Feel like control nets and some minimal photoshop work would've been better.

palashshah•1y ago
totally. it got to a point where most of the text generated in our images was incorrect, and so it wasn't a great look showing that to our clients.

we're actually working on some form of what you described where we take images generated from LLMs + add consistent logos discretely rather than generatively.

abshkbh•1y ago
Palash this is a great post, I learnt a lot as an image gen noob! Keep writing more :)
palashshah•1y ago
this is incredible to hear! i plan to keep writing on a weekly basis, and will be posting them on twitter.
t_mann•1y ago
I was kind of hoping this would be in the 'Dreambooth mold' of finetuning open weights models. I have used that with some success some ~2 years ago, does anyone know what improvements there have been in that direction since Dreambooth?
zahlman•1y ago
It's frankly amazing to me that "ask another LLM to evaluate the image" actually produces useful feedback that results in actual improvement from the first LLM.

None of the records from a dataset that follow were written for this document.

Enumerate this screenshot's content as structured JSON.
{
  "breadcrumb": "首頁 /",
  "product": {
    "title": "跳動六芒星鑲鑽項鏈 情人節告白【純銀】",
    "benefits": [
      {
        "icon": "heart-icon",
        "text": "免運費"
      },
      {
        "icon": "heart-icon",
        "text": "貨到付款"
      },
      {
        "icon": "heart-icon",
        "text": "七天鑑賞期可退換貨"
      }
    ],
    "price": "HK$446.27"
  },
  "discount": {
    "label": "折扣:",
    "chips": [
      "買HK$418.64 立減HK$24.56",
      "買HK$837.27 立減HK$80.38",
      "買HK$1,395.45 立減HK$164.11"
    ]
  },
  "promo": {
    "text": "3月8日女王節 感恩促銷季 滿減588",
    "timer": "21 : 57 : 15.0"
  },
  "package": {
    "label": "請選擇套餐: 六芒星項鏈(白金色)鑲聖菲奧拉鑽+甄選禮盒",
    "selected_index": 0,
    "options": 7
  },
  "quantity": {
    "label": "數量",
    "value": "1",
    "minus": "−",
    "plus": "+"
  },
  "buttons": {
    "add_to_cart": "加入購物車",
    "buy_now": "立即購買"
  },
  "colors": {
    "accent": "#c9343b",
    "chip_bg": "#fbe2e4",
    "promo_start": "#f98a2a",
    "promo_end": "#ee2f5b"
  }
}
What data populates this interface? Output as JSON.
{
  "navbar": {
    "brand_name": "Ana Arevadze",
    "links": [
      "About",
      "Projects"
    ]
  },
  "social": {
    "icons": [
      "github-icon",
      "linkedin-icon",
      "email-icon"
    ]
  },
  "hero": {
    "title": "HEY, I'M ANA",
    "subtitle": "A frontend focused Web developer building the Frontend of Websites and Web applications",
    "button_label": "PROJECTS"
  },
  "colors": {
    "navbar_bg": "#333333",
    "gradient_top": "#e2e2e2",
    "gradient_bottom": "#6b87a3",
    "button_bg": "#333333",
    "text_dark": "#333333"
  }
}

But then, I guess it's not much different of an idea from the earlier use of GANs, or of telling LLMs to "stop hallucinating", etc.

palashshah•1y ago
totally. the way i think about it (purely based on intuition) is that asking an LLM to do understanding + image generation is too complex for it to be effective. if we separate out the tasks into discrete steps, the evaluation becomes better, and the generation simply becomes instruction following.
jacob019•1y ago
This is all edited with gpt-image-1? The revised images are amazing. Were example logos provided or is it just working off of it's knowledge of a well known brand?